Maria Meneghini Callas llenó un espacio muy grande en la vida de quienes en mi época de joven amábamos la opera. Los había admiradores apasionados de Callas como mi padre, que afirmaba que era la mejor soprano del mundo, y los que testarudamente nos aferrábamos a que la mejor era Renata Tebaldi, empecinamiento que hoy comprendemos no fue sino un absurdo monumental de juventud para llevar la contraria.

Este año el Teatro alla Scala de Milán, adonde nuestro compatriota Gastón Fournier es director artístico, la está celebrando. El oír su canto en un cd que allí obtuvimos nos recordó su grandeza y superioridad. También nos sirvió la ocasión para recordar a otro gigante de una época ligeramente más reciente —Franco Corelli— posiblemente el tenor más grande de la historia. Con su impresionante estatura y físico y su enorme voz brilló por corto tiempo, pues se retiro muy temprano de las tablas porque nunca pudo conquistar el pánico escénico.
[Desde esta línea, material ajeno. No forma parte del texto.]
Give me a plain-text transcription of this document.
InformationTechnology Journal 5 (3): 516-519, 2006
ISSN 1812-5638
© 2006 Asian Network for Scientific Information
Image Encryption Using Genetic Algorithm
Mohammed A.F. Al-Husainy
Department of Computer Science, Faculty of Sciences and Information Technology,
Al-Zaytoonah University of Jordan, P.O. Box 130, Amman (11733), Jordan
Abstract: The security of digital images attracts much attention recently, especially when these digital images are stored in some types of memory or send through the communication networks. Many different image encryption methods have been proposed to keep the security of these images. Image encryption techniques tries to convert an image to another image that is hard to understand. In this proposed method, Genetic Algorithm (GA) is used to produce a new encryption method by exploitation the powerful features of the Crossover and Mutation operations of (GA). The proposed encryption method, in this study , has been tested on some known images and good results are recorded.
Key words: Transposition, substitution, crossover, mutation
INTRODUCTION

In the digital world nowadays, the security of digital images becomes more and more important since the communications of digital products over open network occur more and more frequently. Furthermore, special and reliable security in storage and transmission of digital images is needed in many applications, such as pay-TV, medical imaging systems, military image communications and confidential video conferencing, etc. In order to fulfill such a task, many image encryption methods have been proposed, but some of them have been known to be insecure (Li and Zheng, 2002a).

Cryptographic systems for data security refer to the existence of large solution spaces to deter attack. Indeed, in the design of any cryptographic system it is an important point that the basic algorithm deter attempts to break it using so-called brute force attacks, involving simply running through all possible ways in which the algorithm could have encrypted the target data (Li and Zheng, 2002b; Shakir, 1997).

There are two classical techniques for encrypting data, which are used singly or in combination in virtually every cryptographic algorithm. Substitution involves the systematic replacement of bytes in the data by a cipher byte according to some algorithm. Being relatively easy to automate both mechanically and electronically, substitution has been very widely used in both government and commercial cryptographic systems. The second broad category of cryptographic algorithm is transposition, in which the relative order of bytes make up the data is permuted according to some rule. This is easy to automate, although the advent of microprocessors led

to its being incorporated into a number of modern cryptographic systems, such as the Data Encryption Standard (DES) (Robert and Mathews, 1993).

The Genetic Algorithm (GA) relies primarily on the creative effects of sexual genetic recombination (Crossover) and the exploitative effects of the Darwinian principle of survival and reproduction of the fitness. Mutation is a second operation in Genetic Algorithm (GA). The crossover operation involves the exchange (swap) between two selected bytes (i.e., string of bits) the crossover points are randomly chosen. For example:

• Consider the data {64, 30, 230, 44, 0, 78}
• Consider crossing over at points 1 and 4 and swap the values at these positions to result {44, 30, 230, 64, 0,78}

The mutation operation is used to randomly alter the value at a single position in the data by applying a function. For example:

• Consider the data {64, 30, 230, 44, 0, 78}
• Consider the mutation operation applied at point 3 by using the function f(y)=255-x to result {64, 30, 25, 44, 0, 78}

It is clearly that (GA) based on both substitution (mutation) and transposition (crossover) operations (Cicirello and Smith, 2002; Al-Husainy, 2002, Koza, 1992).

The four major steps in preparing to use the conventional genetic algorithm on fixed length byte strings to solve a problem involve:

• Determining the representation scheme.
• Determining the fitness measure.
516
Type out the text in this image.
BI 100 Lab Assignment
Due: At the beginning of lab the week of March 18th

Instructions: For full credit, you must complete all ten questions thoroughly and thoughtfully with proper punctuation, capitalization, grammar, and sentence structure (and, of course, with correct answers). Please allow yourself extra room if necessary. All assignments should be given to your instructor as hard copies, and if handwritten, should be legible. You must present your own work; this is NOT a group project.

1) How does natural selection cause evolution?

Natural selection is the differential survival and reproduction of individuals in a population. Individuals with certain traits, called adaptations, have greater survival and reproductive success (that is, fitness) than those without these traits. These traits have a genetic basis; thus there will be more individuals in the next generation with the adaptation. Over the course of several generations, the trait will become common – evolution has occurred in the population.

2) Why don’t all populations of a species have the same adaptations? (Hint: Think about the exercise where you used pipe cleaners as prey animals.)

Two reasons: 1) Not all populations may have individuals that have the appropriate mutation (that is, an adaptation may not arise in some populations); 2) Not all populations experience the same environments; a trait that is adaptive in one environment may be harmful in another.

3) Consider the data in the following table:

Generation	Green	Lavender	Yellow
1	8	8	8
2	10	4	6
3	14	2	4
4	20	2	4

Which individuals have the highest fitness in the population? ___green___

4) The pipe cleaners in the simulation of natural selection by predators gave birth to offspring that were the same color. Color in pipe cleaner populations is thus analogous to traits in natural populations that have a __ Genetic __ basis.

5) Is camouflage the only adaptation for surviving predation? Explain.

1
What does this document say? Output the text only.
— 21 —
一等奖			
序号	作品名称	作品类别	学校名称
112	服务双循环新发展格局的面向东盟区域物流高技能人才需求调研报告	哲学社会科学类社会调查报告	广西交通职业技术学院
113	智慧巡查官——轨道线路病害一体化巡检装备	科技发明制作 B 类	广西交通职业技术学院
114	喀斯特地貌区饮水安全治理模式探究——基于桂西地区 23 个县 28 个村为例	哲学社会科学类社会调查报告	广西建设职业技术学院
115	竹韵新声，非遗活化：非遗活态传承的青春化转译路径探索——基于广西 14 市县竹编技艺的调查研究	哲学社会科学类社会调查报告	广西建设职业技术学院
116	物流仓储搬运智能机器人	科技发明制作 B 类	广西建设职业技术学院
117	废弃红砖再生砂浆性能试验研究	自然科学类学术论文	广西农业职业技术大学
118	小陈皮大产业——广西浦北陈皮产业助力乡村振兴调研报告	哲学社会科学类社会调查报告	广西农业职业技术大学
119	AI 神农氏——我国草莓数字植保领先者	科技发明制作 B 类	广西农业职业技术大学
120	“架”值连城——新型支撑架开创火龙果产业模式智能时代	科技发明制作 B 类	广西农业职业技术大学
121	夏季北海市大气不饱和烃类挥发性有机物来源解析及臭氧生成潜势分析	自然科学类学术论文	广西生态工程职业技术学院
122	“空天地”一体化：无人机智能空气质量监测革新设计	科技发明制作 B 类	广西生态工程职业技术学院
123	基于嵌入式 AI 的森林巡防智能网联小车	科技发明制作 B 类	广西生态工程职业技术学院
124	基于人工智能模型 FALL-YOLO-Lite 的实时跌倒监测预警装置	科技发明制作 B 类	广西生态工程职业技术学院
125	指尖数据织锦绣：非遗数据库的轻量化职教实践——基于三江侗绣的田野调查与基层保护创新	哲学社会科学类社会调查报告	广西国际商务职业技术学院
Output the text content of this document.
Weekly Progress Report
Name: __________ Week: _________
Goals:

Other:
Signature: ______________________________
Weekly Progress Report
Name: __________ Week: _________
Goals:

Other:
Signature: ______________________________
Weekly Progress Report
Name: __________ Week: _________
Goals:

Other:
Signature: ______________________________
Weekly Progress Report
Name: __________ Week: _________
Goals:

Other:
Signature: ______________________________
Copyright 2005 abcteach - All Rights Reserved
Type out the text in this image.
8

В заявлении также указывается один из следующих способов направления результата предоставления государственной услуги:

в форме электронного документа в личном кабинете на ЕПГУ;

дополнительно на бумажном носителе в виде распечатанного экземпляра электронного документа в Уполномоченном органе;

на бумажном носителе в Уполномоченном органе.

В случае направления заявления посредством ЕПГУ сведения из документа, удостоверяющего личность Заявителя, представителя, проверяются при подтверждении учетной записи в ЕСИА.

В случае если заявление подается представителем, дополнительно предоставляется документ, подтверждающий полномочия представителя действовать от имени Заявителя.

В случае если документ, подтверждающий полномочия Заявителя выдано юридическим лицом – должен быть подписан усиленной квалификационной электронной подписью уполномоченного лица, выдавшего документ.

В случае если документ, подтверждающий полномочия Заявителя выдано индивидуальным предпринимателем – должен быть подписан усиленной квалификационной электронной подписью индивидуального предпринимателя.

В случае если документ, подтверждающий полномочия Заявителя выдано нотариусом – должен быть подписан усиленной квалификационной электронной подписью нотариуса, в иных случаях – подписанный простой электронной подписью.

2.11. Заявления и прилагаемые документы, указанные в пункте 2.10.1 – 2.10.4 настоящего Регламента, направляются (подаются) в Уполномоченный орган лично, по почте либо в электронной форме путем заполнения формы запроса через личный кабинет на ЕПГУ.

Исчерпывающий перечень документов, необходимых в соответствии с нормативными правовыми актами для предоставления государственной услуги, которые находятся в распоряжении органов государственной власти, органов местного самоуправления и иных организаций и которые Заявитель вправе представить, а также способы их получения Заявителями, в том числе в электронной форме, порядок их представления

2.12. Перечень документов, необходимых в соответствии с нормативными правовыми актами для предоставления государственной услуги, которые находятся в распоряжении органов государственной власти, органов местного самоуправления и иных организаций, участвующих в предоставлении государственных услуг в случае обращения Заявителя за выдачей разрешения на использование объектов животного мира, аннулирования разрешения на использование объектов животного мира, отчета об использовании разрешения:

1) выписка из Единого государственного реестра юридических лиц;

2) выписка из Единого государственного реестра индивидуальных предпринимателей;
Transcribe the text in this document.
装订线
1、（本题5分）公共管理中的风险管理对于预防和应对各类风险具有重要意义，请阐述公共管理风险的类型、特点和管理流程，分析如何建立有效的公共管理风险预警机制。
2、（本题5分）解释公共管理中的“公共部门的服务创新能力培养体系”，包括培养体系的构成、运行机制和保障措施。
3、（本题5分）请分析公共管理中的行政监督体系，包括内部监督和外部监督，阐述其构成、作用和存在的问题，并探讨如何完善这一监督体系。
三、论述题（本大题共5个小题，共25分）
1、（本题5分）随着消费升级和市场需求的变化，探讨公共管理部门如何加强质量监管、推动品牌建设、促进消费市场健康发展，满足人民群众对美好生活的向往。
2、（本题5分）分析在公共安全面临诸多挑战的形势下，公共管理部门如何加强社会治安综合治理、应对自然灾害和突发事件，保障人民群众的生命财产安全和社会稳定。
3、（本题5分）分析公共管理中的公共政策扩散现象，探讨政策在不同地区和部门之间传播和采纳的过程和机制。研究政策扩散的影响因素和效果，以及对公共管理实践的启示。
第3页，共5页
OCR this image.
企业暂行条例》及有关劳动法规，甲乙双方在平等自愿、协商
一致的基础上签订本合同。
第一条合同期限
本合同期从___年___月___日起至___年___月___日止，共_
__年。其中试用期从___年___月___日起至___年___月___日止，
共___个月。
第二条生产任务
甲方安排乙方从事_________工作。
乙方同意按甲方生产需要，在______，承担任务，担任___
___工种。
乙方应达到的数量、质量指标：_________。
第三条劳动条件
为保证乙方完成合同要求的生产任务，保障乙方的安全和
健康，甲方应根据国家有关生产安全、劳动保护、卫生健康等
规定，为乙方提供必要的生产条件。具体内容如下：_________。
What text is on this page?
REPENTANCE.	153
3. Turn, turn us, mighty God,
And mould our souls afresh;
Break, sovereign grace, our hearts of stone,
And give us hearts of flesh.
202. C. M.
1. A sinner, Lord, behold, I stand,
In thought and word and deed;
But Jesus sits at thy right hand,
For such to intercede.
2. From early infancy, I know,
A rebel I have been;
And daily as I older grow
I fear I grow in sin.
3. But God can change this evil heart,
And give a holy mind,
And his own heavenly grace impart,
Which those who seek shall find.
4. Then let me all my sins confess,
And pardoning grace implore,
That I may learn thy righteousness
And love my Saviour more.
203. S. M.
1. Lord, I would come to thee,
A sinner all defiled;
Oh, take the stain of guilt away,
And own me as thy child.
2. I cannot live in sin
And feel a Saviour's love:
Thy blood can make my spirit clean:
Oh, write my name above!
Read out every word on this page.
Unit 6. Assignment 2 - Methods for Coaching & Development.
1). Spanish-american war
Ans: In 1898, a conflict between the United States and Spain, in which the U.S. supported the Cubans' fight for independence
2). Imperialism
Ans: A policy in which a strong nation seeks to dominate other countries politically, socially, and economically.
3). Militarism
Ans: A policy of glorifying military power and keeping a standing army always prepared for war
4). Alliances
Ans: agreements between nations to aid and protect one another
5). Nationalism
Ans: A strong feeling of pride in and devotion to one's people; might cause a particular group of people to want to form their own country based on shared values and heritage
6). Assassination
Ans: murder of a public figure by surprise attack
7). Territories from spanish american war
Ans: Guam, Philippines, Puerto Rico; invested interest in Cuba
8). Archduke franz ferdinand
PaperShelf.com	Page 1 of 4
Una verdadera pérdida para el bel canto pues tenía una poderosa voz natural de tenor dramático que alcanzaba las más difíciles notas, y la manejaba con la dulzura de un lírico.

Por mucho tiempo se rumoró que Corelli se había retirado a vivir en Alajuela, pero esto nunca lo pudimos documentar. Lo que sí sabemos es que murió en su pueblo en Italia sin el reconocimiento que le hicieron a Luciano Pavarotti, no obstante haber sido superior, lo que es mucho decir.

Tanto Callas como Corelli pertenecieron respectivamente a los extremos más antiguo y más reciente de un período grandioso de cantantes de ópera como el mundo no ha vuelto a escuchar. Allí Carlo Bergonzi; acá Guiseppe Di Stefano; más lejano Tito Gobbi; entre los dramáticos Mario del Monaco, el mejor Otello; desperdiciándose en Hollywood Mario Lanza. En el lado de las grandes sopranos, además de las dos citadas, entre otras Joan Sutherland y Martina Arroyo, así como Brigit Nielsen, la más grande Wagneriana, y más recientemente la maravillosa Monserrat Caballé.

Con Arroyo y Bergonzi asistimos a una inolvidable Aida en la Arena di Verona en la que sólo faltaron los elefantes. En un determinado momento sobrevoló un avión de Alitalia y Bergonzi comenzó a ralentar para no competir con éste, lo que no le permitió el director Francesco Molinari Prandelli. Tuvo entonces Bergonzi que sostener el agudo de Celeste Aida por un tiempo tan largo que dejó al público sin aliento y en el más absoluto silencio.

De este bello como inolvidable período me queda un programa de seda que valoro y el recuerdo de una maravillosa noche en que pude asistir, por una de esas cosas que la vida nos depara cuando menos lo esperamos, al centenario de Covent Garden. Esta fortuita ocasión de asistir al famosísimo teatro inglés para una noche irrepetible fue producto de la invitación que me formuló doña Margot Fontaine, a la sazón esposa del Embajador de Panamá en Londres y amiga de mi familia. Mis padres ya habían dejado Londres con el cambio de Gobierno y doña Margot, sabedora de mi pasión musical, me incluyó entre sus invitados.

Esa noche grandiosa el programa se dividió en tres partes: una de ópera inglesa, en la que sobresalió el tenor británico Jon Vickers; una de selecciones de ballet interpretadas por Fontaine, entonces la más grande bailarina de occidente y la única equiparable a las divas del Bolshoi; y una de selecciones de la opera italiana I Puritani de Bellini, que Callas revivió con rotundo éxito.

Cincuenta años después cierro los ojos y todavía me transporto a esa maravillosa noche.